One day, Beth and Grace are driving, and Beth spies a huddle of fur and paws, off in the bushes by the shoulder of the road. Next thing you know, the Winters - over Joseph's protestations - have a new family member: Freeway. And that's not all - Grace, who's never had much luck with boyfriends, may have found one in the veterinarian, Sam (Jay Ali), who examines the dog.
And so Beth has someone to walk with, to lock eyes with, to amuse her while her husband is operating on slipped disks and sciatic nerves.
And then Joseph loses Freeway, on a run in the woods, by their big cabin in the Rockies. They are there to celebrate their daughter's engagement (yes, to Sam). Joseph's wacky sister, Penny (Dianne Wiest) is in attendance, with her tactless new beau (Richard Jenkins), and Penny's son, Bryan (Mark Duplass), who is Joseph's partner in the practice. And then there is the exotic Carmen (Ayelet Zurer), the Winters' caretaker. She's got a bit of the gypsy about her, and she has "visions" of where Freeway may have gone.
Family. Friends. Lovers. Dogs. It's a recipe for conflict, for liquor-catalyzed confessions, for honesty and hypocrisy - and for angst and tears, as Freeway stays missing, and missing, and missing some more.

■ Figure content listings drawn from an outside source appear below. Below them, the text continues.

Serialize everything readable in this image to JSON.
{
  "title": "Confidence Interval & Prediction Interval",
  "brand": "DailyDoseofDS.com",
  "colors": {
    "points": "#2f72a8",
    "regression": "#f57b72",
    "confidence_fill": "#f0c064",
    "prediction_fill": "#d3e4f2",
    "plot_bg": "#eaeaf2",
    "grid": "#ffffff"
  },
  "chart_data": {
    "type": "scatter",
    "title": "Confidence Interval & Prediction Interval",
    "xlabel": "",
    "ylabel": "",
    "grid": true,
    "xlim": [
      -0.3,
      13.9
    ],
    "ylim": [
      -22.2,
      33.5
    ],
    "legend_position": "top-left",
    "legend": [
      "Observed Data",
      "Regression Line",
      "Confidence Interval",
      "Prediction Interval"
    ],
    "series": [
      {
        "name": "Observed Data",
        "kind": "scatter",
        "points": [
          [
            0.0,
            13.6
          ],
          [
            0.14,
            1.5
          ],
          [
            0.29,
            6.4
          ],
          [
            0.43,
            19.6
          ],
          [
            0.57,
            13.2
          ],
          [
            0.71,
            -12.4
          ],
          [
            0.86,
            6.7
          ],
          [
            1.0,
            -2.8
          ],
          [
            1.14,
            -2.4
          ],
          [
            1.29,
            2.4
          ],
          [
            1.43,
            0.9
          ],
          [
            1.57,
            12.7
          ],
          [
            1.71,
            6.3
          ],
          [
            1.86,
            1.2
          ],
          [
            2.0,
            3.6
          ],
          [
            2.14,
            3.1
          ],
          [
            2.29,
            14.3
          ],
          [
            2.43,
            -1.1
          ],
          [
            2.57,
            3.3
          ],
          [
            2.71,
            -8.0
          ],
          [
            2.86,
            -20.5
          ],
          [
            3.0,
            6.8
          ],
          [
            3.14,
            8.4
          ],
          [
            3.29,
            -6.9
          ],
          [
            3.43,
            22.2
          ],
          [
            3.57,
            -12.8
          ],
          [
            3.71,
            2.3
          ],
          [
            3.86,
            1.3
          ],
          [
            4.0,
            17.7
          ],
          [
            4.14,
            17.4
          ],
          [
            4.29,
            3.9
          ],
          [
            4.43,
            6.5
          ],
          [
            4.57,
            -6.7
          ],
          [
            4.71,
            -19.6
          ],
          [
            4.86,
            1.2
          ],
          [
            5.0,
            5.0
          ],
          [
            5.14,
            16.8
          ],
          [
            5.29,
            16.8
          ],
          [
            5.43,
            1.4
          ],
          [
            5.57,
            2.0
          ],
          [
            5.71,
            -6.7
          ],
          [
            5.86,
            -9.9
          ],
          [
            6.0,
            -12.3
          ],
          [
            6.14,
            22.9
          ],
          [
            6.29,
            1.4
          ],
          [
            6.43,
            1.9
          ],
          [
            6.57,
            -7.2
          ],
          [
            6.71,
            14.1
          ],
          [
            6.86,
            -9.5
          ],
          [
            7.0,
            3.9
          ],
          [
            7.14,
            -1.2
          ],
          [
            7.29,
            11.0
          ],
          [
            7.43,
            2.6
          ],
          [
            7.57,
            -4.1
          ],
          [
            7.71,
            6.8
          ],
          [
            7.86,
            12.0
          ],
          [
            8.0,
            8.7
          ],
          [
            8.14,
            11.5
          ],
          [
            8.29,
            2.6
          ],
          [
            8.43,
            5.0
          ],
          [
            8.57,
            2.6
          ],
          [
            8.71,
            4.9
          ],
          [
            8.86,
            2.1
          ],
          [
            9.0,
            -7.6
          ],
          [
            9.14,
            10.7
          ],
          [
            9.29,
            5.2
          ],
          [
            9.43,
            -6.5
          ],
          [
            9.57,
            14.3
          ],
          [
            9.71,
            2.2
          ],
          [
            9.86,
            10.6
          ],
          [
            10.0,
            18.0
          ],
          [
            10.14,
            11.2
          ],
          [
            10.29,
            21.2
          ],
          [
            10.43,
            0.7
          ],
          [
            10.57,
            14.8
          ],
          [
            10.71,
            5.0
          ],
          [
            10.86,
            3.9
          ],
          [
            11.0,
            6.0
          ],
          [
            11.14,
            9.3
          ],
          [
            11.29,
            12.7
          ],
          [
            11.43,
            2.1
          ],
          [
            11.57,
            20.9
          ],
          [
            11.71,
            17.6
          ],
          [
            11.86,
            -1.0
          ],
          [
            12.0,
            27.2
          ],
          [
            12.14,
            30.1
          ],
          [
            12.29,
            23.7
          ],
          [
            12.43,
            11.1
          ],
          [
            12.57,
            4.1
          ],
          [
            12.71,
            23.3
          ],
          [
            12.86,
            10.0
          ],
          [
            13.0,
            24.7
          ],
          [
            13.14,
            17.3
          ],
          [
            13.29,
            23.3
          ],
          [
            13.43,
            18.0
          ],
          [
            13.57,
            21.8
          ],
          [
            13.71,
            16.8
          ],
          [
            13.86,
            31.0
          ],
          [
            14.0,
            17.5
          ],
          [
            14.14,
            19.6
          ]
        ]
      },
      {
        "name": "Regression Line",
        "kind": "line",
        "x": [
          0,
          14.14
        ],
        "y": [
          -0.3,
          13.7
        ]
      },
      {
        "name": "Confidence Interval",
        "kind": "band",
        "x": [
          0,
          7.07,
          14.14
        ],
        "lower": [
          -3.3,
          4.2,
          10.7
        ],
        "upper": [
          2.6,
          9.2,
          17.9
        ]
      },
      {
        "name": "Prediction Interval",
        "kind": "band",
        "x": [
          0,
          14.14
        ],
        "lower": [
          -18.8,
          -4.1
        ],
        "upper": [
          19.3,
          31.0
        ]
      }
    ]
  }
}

It's fun to watch Keaton and Kline together, bickering and (of course) bonding all over again. They deem Jenkins' Russell an unworthy partner for Penny at first, but (of course) he proves himself otherwise. And how can Bryan not fall for Carmen and her strange, seductive ways?
Kasdan - who enjoys throwing large numbers of friends, family, and whole communities together (The Big Chill, Grand Canyon, Mumford) - lets his actors go about their work in a loose, improvisatory manner. No heavy lifting here, but everyone seems up for it. And up for yelling "Freeway!" loudly, and worriedly, into the trees.